Multiple opportunities to ask in the VA system. In the Veterans Health Administration, primary care VA providers have reported that prompts for alcohol screening embedded in computerized progress notes, clinical reminder lists, and annual health evaluation forms encourage them to assess alcohol use. Other useful materials include manual checklists and reference cards.31 These providers also report that education, feedback on rates of alcohol screening, and increased supervision facilitate assessment. Finally, providers indicate that asking nurses or clerical staff to administer the screen improves completion rates.
Ask a simple question
“How often have you had a drink containing alcohol in the last year?” or “How many drinks containing alcohol did you have on a typical day when you were drinking in the last year?” are questions that can help you compare a patient’s alcohol use to the at-risk drinking cutoffs established by the NIAAA.1,2
Recent research has also validated the use of a single question in identifying NIAAA-defined at-risk drinking.32 Simply ask patients, “How many times in the past year have you had X or more drinks in a day?” (X=5 for men or 4 for women). The screen is positive when a patient acknowledges having done so at least once in the past year. This question was 81.8% sensitive and 79.3% specific for unhealthy alcohol use, and 87.9% sensitive and 66.8% specific for current alcohol abuse or dependence.32 Advantages of this method are its brevity, ease of scoring, validity in the primary care setting,32 and ease of recollection for treatment providers (TABLE 1).1,2
TABLE 1
Ask these simple questions to assess alcohol use1,2
| To assess… | Ask… |
|---|---|
| Frequency of alcohol use | “How often do you drink alcohol (including beer or wine)?” or “How often have you had a drink containing alcohol in the last year?” |
| Quantity of alcohol use | “When you do drink alcohol, how many standard* drinks do you have?” or “How many drinks containing alcohol did you have on a typical day when you were drinking in the last year?” |
| Binge drinking | For men: “How often do you have 5 or more standard* drinks on one occasion?” For women: “How often do you have 4 or more standard* drinks on one occasion?” |
| Alcohol use with the NIAAA single-question screen | “How many times in the past year have you had X or more drinks in a day?” (X = 5 for men and X = 4 for women; positive response ≥1) |
| *A standard drink is equal to 12 oz. of regular beer, 8 to 9 oz. of malt liquor, 5 oz. of wine, or 1.5 oz. of 80-proof spirits.1 NIAAA, National Institute on Alcohol Abuse and Alcoholism. | |
Brief intervention works in primary care
Brief interventions for drinking have strong empirical support. In a review of treatments for alcohol abuse and dependence,33 brief intervention was one of only 2 “efficacious” treatments.

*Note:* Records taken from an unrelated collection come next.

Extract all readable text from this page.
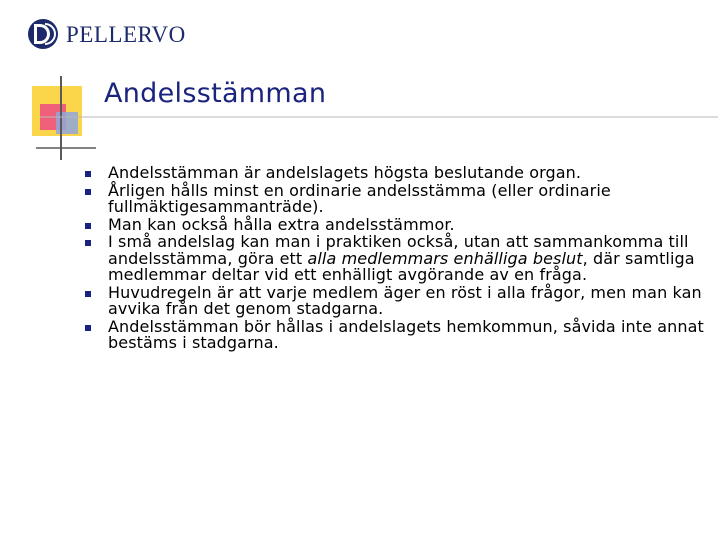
PELLERVO
Andelsstämman
Andelsstämman är andelslagets högsta beslutande organ.
Årligen hålls minst en ordinarie andelsstämma (eller ordinarie fullmäktigesammanträde).
Man kan också hålla extra andelsstämmor.
I små andelslag kan man i praktiken också, utan att sammankomma till andelsstämma, göra ett alla medlemmars enhälliga beslut, där samtliga medlemmar deltar vid ett enhälligt avgörande av en fråga.
Huvudregeln är att varje medlem äger en röst i alla frågor, men man kan avvika från det genom stadgarna.
Andelsstämman bör hållas i andelslagets hemkommun, såvida inte annat bestäms i stadgarna.
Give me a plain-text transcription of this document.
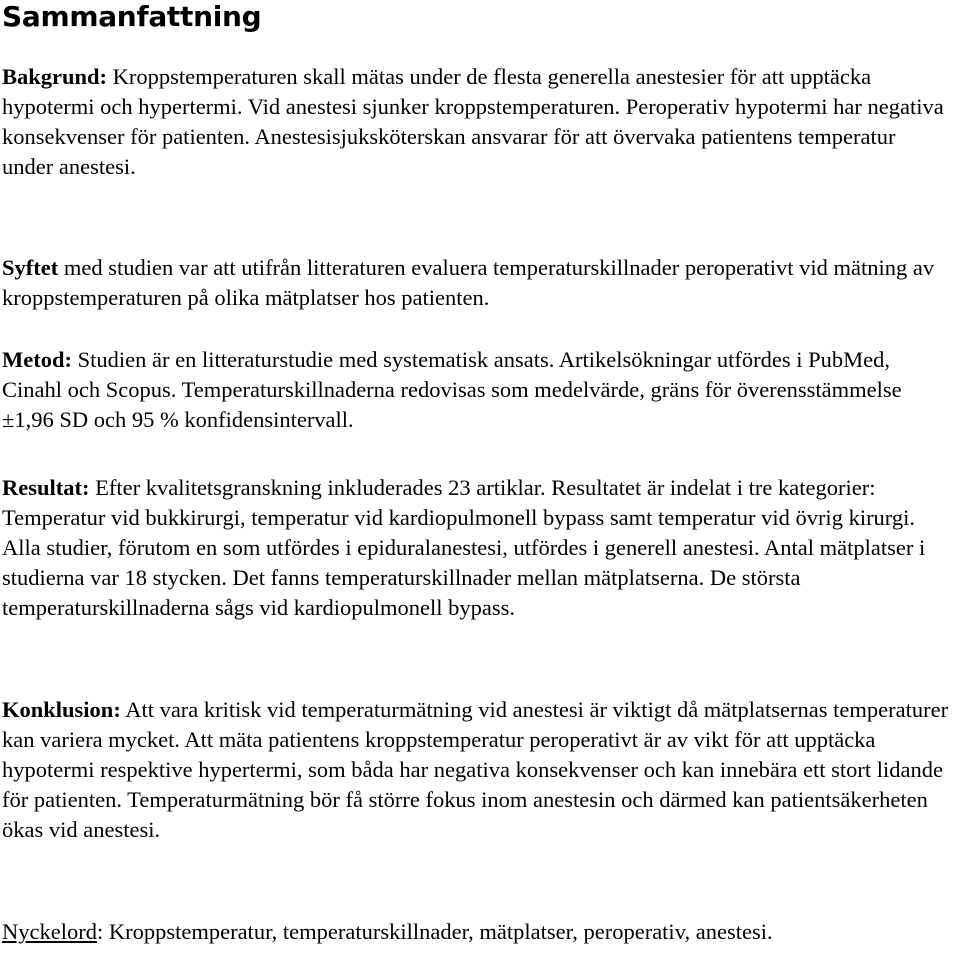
Sammanfattning

Bakgrund: Kroppstemperaturen skall mätas under de flesta generella anestesier för att upptäcka hypotermi och hypertermi. Vid anestesi sjunker kroppstemperaturen. Peroperativ hypotermi har negativa konsekvenser för patienten. Anestesisjuksköterskan ansvarar för att övervaka patientens temperatur under anestesi.

Syftet med studien var att utifrån litteraturen evaluera temperaturskillnader peroperativt vid mätning av kroppstemperaturen på olika mätplatser hos patienten.

Metod: Studien är en litteraturstudie med systematisk ansats. Artikelsökningar utfördes i PubMed, Cinahl och Scopus. Temperaturskillnaderna redovisas som medelvärde, gräns för överensstämmelse ±1,96 SD och 95 % konfidensintervall.

Resultat: Efter kvalitetsgranskning inkluderades 23 artiklar. Resultatet är indelat i tre kategorier: Temperatur vid bukkirurgi, temperatur vid kardiopulmonell bypass samt temperatur vid övrig kirurgi. Alla studier, förutom en som utfördes i epiduralanestesi, utfördes i generell anestesi. Antal mätplatser i studierna var 18 stycken. Det fanns temperaturskillnader mellan mätplatserna. De största temperaturskillnaderna sågs vid kardiopulmonell bypass.

Konklusion: Att vara kritisk vid temperaturmätning vid anestesi är viktigt då mätplatsernas temperaturer kan variera mycket. Att mäta patientens kroppstemperatur peroperativt är av vikt för att upptäcka hypotermi respektive hypertermi, som båda har negativa konsekvenser och kan innebära ett stort lidande för patienten. Temperaturmätning bör få större fokus inom anestesin och därmed kan patientsäkerheten ökas vid anestesi.

Nyckelord: Kroppstemperatur, temperaturskillnader, mätplatser, peroperativ, anestesi.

Although some individual studies of brief alcohol interventions in primary care have not shown favorable results, several systematic reviews have demonstrated the efficacy of such interventions in this setting. General practitioner–delivered brief interventions led to significantly better patient outcomes compared with standard care, and “very brief advice” resulted in reductions in alcohol consumption overall and in the percentage of “excessive drinkers.”34 In a review of health behavior interventions,35 brief interventions reduced risky or harmful drinking. In one of 2 meta-analyses that support this finding, brief interventions with primary care patients not seeking treatment for alcohol abuse yielded small-to-medium effect sizes relative to control conditions.36 In the other study, brief interventions significantly reduced longer term alcohol use in primary care patients.37
The US Preventive Services Task Force conducted a systematic review of behavioral counseling interventions and recommends screening and brief interventions for unhealthy drinking in primary care.38,39 Its findings indicate that alcohol use declines significantly after brief interventions containing at least 2 of the following elements: feedback regarding drinking, advice to reduce drinking, or goal setting.